The reasoning behind this measure had two major points:
- That comprehensive consent documents can improve patient understanding and satisfaction.
- That comprehensive consent documents can help patients make decisions that meet their expectations and preferences.
Currently, according to the CMS, documents are generic, lack relevant information and are presented to patients “before the start of a procedure when they are most vulnerable and least likely to ask questions,” according to Kelly.
Why invest in an informed consent process?
The short answer is because informed consent processes affect so many aspects of your organization, from risk mitigation, compliance and accreditation to operational efficiency and patient safety.
Improvements like an electronic process can help avoid forms with missing crucial information and illegible writing, while developing a standardized and thorough process can help avoid lawsuits due to inadequate informed consent.

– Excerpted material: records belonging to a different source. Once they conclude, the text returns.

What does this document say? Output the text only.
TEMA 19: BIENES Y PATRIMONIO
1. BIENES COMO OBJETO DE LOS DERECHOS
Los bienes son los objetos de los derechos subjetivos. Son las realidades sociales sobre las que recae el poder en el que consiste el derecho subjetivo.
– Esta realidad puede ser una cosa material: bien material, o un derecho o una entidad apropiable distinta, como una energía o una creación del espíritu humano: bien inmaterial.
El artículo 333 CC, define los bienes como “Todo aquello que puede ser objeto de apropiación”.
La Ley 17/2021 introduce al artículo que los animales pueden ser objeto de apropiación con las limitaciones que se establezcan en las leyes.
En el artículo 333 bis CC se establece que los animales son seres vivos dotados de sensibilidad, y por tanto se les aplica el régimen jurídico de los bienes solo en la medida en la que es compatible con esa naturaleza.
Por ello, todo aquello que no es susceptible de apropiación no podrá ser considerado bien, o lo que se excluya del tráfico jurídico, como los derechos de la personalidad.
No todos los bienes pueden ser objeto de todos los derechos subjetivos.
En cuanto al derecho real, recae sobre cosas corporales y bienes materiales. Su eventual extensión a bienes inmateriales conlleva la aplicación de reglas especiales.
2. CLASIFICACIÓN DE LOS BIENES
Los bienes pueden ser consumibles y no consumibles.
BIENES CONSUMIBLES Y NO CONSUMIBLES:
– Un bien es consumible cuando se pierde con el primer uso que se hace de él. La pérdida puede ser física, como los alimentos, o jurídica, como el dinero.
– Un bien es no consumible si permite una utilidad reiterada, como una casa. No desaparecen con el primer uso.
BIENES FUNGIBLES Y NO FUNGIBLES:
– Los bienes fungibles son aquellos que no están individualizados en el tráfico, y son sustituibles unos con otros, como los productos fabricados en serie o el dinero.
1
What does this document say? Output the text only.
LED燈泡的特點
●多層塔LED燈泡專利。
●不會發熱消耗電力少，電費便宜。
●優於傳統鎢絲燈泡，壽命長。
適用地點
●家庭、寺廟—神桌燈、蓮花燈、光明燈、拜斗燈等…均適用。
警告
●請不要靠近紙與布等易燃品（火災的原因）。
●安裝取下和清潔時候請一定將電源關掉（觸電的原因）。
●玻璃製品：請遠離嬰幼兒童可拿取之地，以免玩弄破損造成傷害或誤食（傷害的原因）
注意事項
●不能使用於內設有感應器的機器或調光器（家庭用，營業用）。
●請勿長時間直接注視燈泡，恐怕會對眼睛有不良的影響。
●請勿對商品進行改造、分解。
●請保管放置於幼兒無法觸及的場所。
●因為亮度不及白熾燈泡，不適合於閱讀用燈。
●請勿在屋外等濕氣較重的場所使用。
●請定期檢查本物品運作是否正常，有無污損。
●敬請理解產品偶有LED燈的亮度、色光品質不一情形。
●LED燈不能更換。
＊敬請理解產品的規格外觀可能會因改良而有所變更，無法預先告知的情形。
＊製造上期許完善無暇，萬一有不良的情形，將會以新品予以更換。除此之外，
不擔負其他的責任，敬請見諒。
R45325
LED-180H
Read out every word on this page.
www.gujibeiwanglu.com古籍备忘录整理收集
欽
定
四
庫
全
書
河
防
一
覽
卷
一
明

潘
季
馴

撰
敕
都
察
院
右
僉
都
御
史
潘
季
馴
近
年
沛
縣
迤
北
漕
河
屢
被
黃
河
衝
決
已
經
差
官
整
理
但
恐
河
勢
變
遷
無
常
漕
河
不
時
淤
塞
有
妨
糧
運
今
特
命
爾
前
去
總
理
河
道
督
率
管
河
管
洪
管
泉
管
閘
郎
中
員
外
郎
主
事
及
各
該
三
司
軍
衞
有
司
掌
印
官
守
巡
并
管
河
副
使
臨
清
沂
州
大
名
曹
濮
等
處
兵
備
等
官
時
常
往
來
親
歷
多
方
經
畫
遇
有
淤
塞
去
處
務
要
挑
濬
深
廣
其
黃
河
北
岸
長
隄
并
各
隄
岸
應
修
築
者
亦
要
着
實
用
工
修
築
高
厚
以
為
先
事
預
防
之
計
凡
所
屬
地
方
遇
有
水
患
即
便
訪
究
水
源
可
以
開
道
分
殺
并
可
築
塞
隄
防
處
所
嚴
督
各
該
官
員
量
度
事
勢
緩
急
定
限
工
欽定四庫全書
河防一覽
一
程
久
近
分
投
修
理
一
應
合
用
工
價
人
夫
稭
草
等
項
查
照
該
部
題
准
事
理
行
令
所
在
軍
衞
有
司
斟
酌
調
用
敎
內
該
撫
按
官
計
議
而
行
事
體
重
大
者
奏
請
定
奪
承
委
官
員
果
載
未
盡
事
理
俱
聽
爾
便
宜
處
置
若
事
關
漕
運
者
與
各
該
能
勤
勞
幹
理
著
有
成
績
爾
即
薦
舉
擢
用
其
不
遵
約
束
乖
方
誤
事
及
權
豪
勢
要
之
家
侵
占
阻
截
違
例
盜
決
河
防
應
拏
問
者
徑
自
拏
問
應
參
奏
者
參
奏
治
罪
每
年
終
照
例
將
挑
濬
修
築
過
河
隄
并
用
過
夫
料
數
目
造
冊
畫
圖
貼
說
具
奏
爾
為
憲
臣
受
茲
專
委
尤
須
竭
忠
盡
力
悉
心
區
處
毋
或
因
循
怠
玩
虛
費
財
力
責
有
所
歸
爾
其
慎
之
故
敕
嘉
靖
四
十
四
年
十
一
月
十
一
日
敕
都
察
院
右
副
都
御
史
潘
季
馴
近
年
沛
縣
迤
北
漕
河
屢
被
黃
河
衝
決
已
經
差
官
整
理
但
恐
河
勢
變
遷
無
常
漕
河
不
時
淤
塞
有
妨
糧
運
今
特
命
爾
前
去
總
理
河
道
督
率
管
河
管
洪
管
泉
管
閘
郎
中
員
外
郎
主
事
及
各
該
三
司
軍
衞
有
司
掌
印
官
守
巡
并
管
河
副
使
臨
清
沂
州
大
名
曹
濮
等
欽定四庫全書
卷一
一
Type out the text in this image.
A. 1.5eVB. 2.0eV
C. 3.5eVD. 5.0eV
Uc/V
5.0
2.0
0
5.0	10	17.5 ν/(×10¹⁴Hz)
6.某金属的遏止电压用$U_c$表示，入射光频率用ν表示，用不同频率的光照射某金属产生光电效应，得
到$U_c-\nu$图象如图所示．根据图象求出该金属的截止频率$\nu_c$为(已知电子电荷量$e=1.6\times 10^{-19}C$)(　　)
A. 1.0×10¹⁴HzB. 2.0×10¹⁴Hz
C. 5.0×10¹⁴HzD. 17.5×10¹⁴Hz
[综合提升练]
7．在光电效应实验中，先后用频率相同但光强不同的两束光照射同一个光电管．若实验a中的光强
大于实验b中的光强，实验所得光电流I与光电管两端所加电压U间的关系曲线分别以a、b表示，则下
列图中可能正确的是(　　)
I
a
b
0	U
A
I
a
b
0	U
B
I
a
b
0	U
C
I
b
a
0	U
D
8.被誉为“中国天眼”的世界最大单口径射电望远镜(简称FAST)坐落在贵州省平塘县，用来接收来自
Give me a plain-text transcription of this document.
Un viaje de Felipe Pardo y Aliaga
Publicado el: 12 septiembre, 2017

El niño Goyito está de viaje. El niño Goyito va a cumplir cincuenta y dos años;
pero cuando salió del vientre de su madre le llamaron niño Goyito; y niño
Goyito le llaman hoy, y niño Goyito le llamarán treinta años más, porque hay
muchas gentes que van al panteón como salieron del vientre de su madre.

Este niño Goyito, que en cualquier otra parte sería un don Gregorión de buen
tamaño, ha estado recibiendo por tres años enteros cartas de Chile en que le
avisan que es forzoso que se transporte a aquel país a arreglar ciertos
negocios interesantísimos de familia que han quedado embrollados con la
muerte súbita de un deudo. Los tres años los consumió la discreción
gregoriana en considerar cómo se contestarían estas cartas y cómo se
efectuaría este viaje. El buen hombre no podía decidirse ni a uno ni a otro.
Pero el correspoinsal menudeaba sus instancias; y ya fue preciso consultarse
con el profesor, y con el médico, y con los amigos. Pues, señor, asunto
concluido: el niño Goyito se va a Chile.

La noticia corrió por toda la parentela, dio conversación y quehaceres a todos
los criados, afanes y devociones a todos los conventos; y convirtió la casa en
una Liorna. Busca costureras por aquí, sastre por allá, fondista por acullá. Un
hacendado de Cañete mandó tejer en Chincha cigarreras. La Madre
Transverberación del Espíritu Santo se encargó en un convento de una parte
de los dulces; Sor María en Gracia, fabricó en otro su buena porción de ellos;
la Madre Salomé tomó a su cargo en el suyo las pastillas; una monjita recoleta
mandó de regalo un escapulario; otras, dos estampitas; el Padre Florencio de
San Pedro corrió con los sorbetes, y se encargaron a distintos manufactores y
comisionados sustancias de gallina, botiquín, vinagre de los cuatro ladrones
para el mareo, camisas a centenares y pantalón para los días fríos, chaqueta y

According to a Johns Hopkins study, 66% of the time consent of the patient is missing from the record prior to procedures, which can lead to operational deficiencies like delayed operating room start times.
Better informed consent procedures also have a huge impact on patient safety in the case of preventing never events: wrong-patient, wrong-procedure, wrong-site surgery. In the case that these events do happen, they can be potentially disastrous to hospital reputations. According to Kelly, an effective way of avoiding these events is verify the consent form – forms that list patient, procedure and surgical site.
Kelly left us with 3 actionable takeaways you can start doing today to improve on your informed consent process:
On-time procedures: Check with your OR department and see if there were any delays where consent was involved. Work with the team to ensure you can have the documentation in front of the surgical team at an appropriate time.
Minimize risk: Check your forms and add a line on surgical site and procedure. This will make it easy for patients to understand and help with good catch on procedure site.
Test your process against the proposed quality measure: Analyze your existing consent forms and evaluate the timing of your consent process. Where can you make improvements?